Many Saudi executions are beheadings by the sword in public places
In a letter to King Abdullah, the rights group described the trial and conviction of Fawza Falih as a miscarriage of justice.
The illiterate woman was detained by religious police in 2005 and allegedly beaten and forced to fingerprint a confession that she could not read.
Among her accusers was a man who alleged she made him impotent.
Human Rights Watch said that Ms Falih had exhausted all her chances of appealing against her death sentence and she could only now be saved if King Abdullah intervened.
The US-based group is asking the Saudi ruler to void Ms Falih's conviction and to bring charges against the religious police who detained her and are alleged to have mistreated her.

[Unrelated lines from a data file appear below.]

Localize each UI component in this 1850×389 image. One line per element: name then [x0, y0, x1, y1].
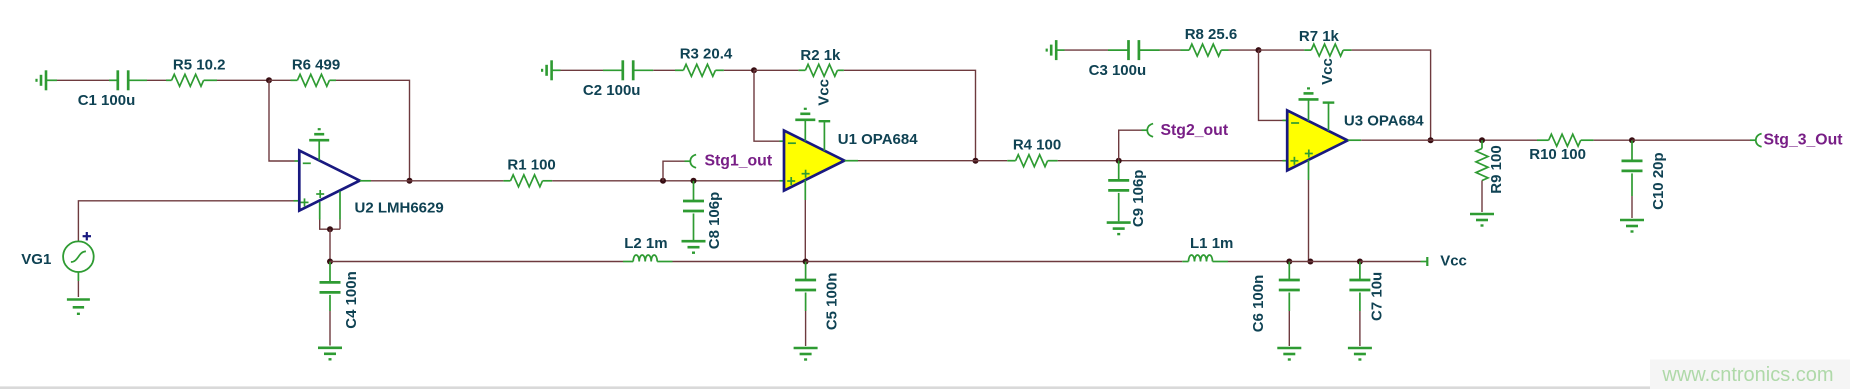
svg-text:Stg2_out: Stg2_out [1161, 122, 1229, 139]
U2 inverting marker [303, 162, 311, 164]
wire rail left segment [330, 261, 623, 263]
resistor R7 [1304, 44, 1351, 56]
node B junction [751, 67, 757, 73]
ground (C4) [318, 348, 342, 360]
wire L1 to C6 node [1228, 261, 1289, 263]
wire ground to C1 [57, 79, 109, 81]
svg-text:R5 10.2: R5 10.2 [173, 57, 226, 74]
junction C7 node [1357, 259, 1363, 265]
capacitor C10 [1622, 140, 1643, 218]
op-amp U3 [1287, 110, 1347, 170]
resistor R5 [166, 74, 217, 86]
svg-text:www.cntronics.com: www.cntronics.com [1661, 364, 1833, 386]
wire ground to C2 [561, 69, 604, 71]
ground (C1 input) [37, 70, 58, 90]
U1 output pin [845, 160, 858, 162]
junction C6 node [1286, 259, 1292, 265]
svg-text:Vcc: Vcc [1319, 58, 1336, 85]
label R3 20.4 [680, 46, 733, 63]
svg-text:U3 OPA684: U3 OPA684 [1344, 113, 1424, 130]
label C8 106p [706, 192, 723, 250]
label R9 100 [1488, 145, 1505, 193]
U2 input plus marker [301, 198, 309, 206]
label VG1 [21, 251, 51, 268]
ground (VG1) [67, 300, 90, 314]
capacitor C8 [683, 181, 704, 240]
svg-text:C6 100n: C6 100n [1250, 275, 1267, 333]
junction U3 power node [1307, 259, 1313, 265]
ground (U3 top) [1299, 88, 1319, 99]
capacitor C7 [1349, 262, 1370, 347]
ground (C9) [1107, 223, 1131, 235]
label U1 OPA684 [838, 131, 918, 148]
svg-text:R2 1k: R2 1k [800, 47, 841, 64]
U2 output pin [360, 180, 371, 182]
label C1 100u [78, 92, 136, 109]
wire R1 to U1 noninverting input [552, 180, 783, 182]
svg-text:U1 OPA684: U1 OPA684 [838, 131, 918, 148]
label C6 100n [1250, 275, 1267, 333]
capacitor C2 [603, 60, 653, 80]
svg-text:Vcc: Vcc [1440, 252, 1467, 269]
wire C7 node to Vcc terminal [1360, 261, 1421, 263]
U3 input plus marker [1290, 157, 1298, 165]
label Vcc (U1) [816, 79, 833, 106]
U3 Vcc pin [1323, 103, 1335, 131]
junction C5 node [803, 259, 809, 265]
svg-text:C5 100n: C5 100n [824, 273, 841, 331]
wire R4 to U3 noninverting input [1058, 160, 1287, 162]
label R4 100 [1013, 137, 1061, 154]
svg-text:Vcc: Vcc [816, 79, 833, 106]
label net Stg2_out [1161, 122, 1229, 139]
ground (R9) [1470, 214, 1494, 226]
junction U2 output node [407, 178, 413, 184]
resistor R9 [1476, 140, 1488, 212]
svg-text:C2 100u: C2 100u [583, 82, 641, 99]
svg-text:R7 1k: R7 1k [1299, 28, 1340, 45]
svg-text:R1 100: R1 100 [507, 157, 555, 174]
U2 top power pin [318, 140, 320, 160]
label U2 LMH6629 [355, 199, 444, 216]
U1 input plus marker [787, 177, 795, 185]
junction U3 output node [1428, 137, 1434, 143]
U2 bottom power pins [320, 191, 340, 229]
connector Stg2_out [1147, 124, 1153, 137]
label R5 10.2 [173, 57, 226, 74]
resistor R10 [1537, 134, 1594, 146]
svg-text:VG1: VG1 [21, 251, 51, 268]
wire L2 to C5 node [673, 261, 806, 263]
wire U1 output to R4 [858, 160, 1007, 162]
resistor R3 [675, 64, 724, 76]
svg-text:C9 106p: C9 106p [1130, 170, 1147, 228]
svg-text:C4 100n: C4 100n [343, 271, 360, 329]
wire R5 to node A [217, 79, 269, 81]
ground (C7) [1348, 348, 1372, 360]
wire Stg2_out tap [1119, 130, 1147, 161]
capacitor C1 [109, 70, 147, 90]
wire VG1 to ground [77, 272, 79, 297]
wire R2 to U1 output node (feedback) [844, 70, 976, 160]
label R6 499 [292, 57, 340, 74]
op-amp U2 [299, 151, 359, 211]
wire C3 to R8 [1160, 49, 1181, 51]
capacitor C5 [795, 262, 816, 347]
wire R3 to node B [724, 69, 754, 71]
node A junction [266, 77, 272, 83]
label R7 1k [1299, 28, 1340, 45]
wire Stg1_out tap [663, 161, 690, 181]
wire node B to R2 [754, 69, 798, 71]
svg-text:C10 20p: C10 20p [1650, 152, 1667, 210]
label net Stg_3_Out [1764, 132, 1844, 149]
label C9 106p [1130, 170, 1147, 228]
resistor R1 [503, 175, 552, 187]
U1 inverting marker [788, 142, 796, 144]
capacitor C3 [1108, 40, 1160, 60]
node C junction [1256, 47, 1262, 53]
U3 top ground pin [1308, 99, 1310, 121]
label C2 100u [583, 82, 641, 99]
wire C6 node to C7 node [1289, 261, 1360, 263]
voltage source VG1 [63, 232, 94, 272]
wire R8 to node C [1229, 49, 1259, 51]
wire R10 to C10 node [1594, 139, 1632, 141]
wire C1 to R5 [147, 79, 166, 81]
connector Stg1_out [690, 155, 696, 168]
watermark panel [1650, 360, 1850, 389]
wire node C to U3 inverting input [1259, 50, 1287, 120]
op-amp U1 [784, 131, 844, 191]
wire U2 power to rail [329, 229, 331, 261]
wire node B to U1 inverting input [754, 70, 784, 141]
label net Vcc [1440, 252, 1467, 269]
label R2 1k [800, 47, 841, 64]
svg-text:R10 100: R10 100 [1529, 146, 1586, 163]
junction U1 output node [973, 158, 979, 164]
label C7 10u [1369, 272, 1386, 321]
svg-text:R6 499: R6 499 [292, 57, 340, 74]
U3 bottom power pin [1308, 160, 1310, 262]
svg-text:R4 100: R4 100 [1013, 137, 1061, 154]
wire node A to U2 inverting input [269, 80, 299, 161]
U1 Vcc pin [819, 121, 831, 151]
wire node C to R7 [1259, 49, 1305, 51]
svg-text:Stg_3_Out: Stg_3_Out [1764, 132, 1844, 149]
svg-text:U2 LMH6629: U2 LMH6629 [355, 199, 444, 216]
ground (C6) [1277, 348, 1301, 360]
ground (U1 top) [795, 109, 815, 120]
label C4 100n [343, 271, 360, 329]
junction Stg2 tap / C9 node [1116, 158, 1122, 164]
capacitor C6 [1279, 262, 1300, 347]
label L2 1m [624, 235, 667, 252]
svg-text:R9 100: R9 100 [1488, 145, 1505, 193]
ground (C10) [1620, 220, 1644, 232]
U3 supply plus marker [1305, 150, 1313, 158]
svg-text:Stg1_out: Stg1_out [705, 153, 773, 170]
label R8 25.6 [1185, 26, 1238, 43]
svg-text:L2 1m: L2 1m [624, 235, 667, 252]
label C3 100u [1089, 62, 1147, 79]
label U3 OPA684 [1344, 113, 1424, 130]
U3 inverting marker [1291, 122, 1299, 124]
resistor R4 [1007, 155, 1057, 167]
label C10 20p [1650, 152, 1667, 210]
wire R6 to U2 output node (feedback) [336, 80, 410, 181]
label R1 100 [507, 157, 555, 174]
capacitor C9 [1108, 161, 1129, 222]
svg-text:C7 10u: C7 10u [1369, 272, 1386, 321]
wire C10 node to Stg_3_Out [1632, 139, 1756, 141]
junction rail start [327, 259, 333, 265]
capacitor C4 [320, 262, 341, 346]
U1 supply plus marker [802, 170, 810, 178]
junction Stg1 tap [660, 178, 666, 184]
inductor L1 [1182, 255, 1228, 262]
junction C8 node [691, 178, 697, 184]
resistor R8 [1181, 44, 1229, 56]
U3 output pin [1348, 139, 1362, 141]
label C5 100n [824, 273, 841, 331]
ground (C3 input) [1047, 40, 1065, 60]
ground (U2 top) [309, 129, 329, 140]
svg-text:C1 100u: C1 100u [78, 92, 136, 109]
wire ground to C3 [1065, 49, 1109, 51]
svg-text:R3 20.4: R3 20.4 [680, 46, 733, 63]
wire R7 to U3 output node (feedback) [1352, 50, 1431, 140]
U1 bottom power pin [804, 180, 806, 262]
connector Stg_3_Out [1756, 134, 1762, 147]
svg-text:C3 100u: C3 100u [1089, 62, 1147, 79]
wire C5 node to L1 [806, 261, 1183, 263]
label L1 1m [1190, 235, 1233, 252]
resistor R2 [798, 64, 844, 76]
junction C10 node [1629, 137, 1635, 143]
label net Stg1_out [705, 153, 773, 170]
svg-text:C8 106p: C8 106p [706, 192, 723, 250]
terminal Vcc [1421, 257, 1428, 266]
svg-text:L1 1m: L1 1m [1190, 235, 1233, 252]
junction U2 power join [327, 226, 333, 232]
ground (C8) [682, 241, 706, 253]
inductor L2 [623, 255, 673, 262]
svg-text:R8 25.6: R8 25.6 [1185, 26, 1238, 43]
U1 top ground pin [804, 120, 806, 142]
wire VG1 to U2 noninverting input [78, 201, 298, 241]
resistor R6 [291, 74, 337, 86]
label Vcc (U3) [1319, 58, 1336, 85]
wire node A to R6 [269, 79, 291, 81]
wire U3 output to R10 [1361, 139, 1537, 141]
wire C2 to R3 [653, 69, 675, 71]
ground (C2 input) [542, 60, 560, 80]
label R10 100 [1529, 146, 1586, 163]
U2 supply plus marker [316, 190, 324, 198]
bottom border line [0, 386, 1850, 389]
ground (C5) [794, 348, 818, 360]
junction R9 node [1479, 137, 1485, 143]
wire U2 output to R1 [371, 180, 503, 182]
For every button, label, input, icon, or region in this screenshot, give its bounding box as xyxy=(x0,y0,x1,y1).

Its letter to King Abdullah says the woman was tried for the undefined crime of witchcraft and that her conviction was on the basis of the written statements of witnesses who said that she had bewitched them.
Human Rights Watch says the trial failed to meet the safeguards in the Saudi justice system.
The confession which the defendant was forced to fingerprint was not even read out to her, the group says.
Also Ms Falih and her representatives were not allowed to attend most of the hearings.
When an appeal court decided she should not be executed, the law courts imposed the death sentence again, arguing that it would be in the public interest.